Right back Sheanon Williams and midfielders Keon Daniel, Kyle Nakazawa, and Gabriel Farfan are criminally underpaid. They’re all making right around the league minimum, between $42,000 and $47,000. Michael Farfan makes the league minimum ($42,000) in base salary but gets a bump up to $79,000 thanks to bonus pay. They’re all worth more than what they’re paid. And they all deserve more.
Williams is probably the biggest steal in the league, with apologies to Seattle’s Mauro Rosales. If Williams doesn’t get a fat raise next year, the Union will deserve what they get when he goes to Europe on a free transfer. Lock him up, and pay him fairly.
The young benchwarmers
Levi Houapeu and Ryan Richter each make $32,604 as developmental players.
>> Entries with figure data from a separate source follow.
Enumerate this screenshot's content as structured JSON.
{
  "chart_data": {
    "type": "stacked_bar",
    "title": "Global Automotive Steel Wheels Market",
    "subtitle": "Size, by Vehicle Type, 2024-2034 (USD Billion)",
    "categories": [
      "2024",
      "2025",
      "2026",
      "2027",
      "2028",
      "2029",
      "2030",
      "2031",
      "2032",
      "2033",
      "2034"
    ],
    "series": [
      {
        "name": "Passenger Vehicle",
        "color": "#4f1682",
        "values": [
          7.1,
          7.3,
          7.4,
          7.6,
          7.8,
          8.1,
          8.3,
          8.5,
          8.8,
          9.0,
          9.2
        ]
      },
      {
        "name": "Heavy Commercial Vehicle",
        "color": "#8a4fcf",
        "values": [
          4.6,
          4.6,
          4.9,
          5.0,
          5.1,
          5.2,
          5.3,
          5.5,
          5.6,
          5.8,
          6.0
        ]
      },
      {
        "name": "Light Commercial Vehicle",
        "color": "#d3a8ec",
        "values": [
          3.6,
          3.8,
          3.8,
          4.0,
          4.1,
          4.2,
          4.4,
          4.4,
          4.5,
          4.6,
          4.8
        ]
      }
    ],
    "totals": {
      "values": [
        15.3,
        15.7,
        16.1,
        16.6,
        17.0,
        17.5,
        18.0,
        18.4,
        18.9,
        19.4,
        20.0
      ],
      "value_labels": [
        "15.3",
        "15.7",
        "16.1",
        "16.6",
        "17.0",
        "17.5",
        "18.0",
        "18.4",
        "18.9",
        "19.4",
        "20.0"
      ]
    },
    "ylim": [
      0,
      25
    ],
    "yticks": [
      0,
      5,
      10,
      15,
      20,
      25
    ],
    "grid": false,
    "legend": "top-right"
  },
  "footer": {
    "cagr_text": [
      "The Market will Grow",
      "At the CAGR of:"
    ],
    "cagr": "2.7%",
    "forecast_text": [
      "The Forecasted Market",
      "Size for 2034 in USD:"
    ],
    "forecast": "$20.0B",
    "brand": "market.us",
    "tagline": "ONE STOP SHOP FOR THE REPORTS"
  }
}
That’s worth it for young players who might develop, and even if they never play in a league game, it helps build the Union’s local talent pipeline to have two guys with local ties like these two.
The same goes for Zach Pfeffer, whose $55,000 base salary (with $65,000 total compensation) might be worth it just for the publicity. His signing puts the Union front and center for talented teenagers throughout the region.
As for new signing Joe Tait, he’s making the minimum league salary of $42,000. Let’s see what he can do.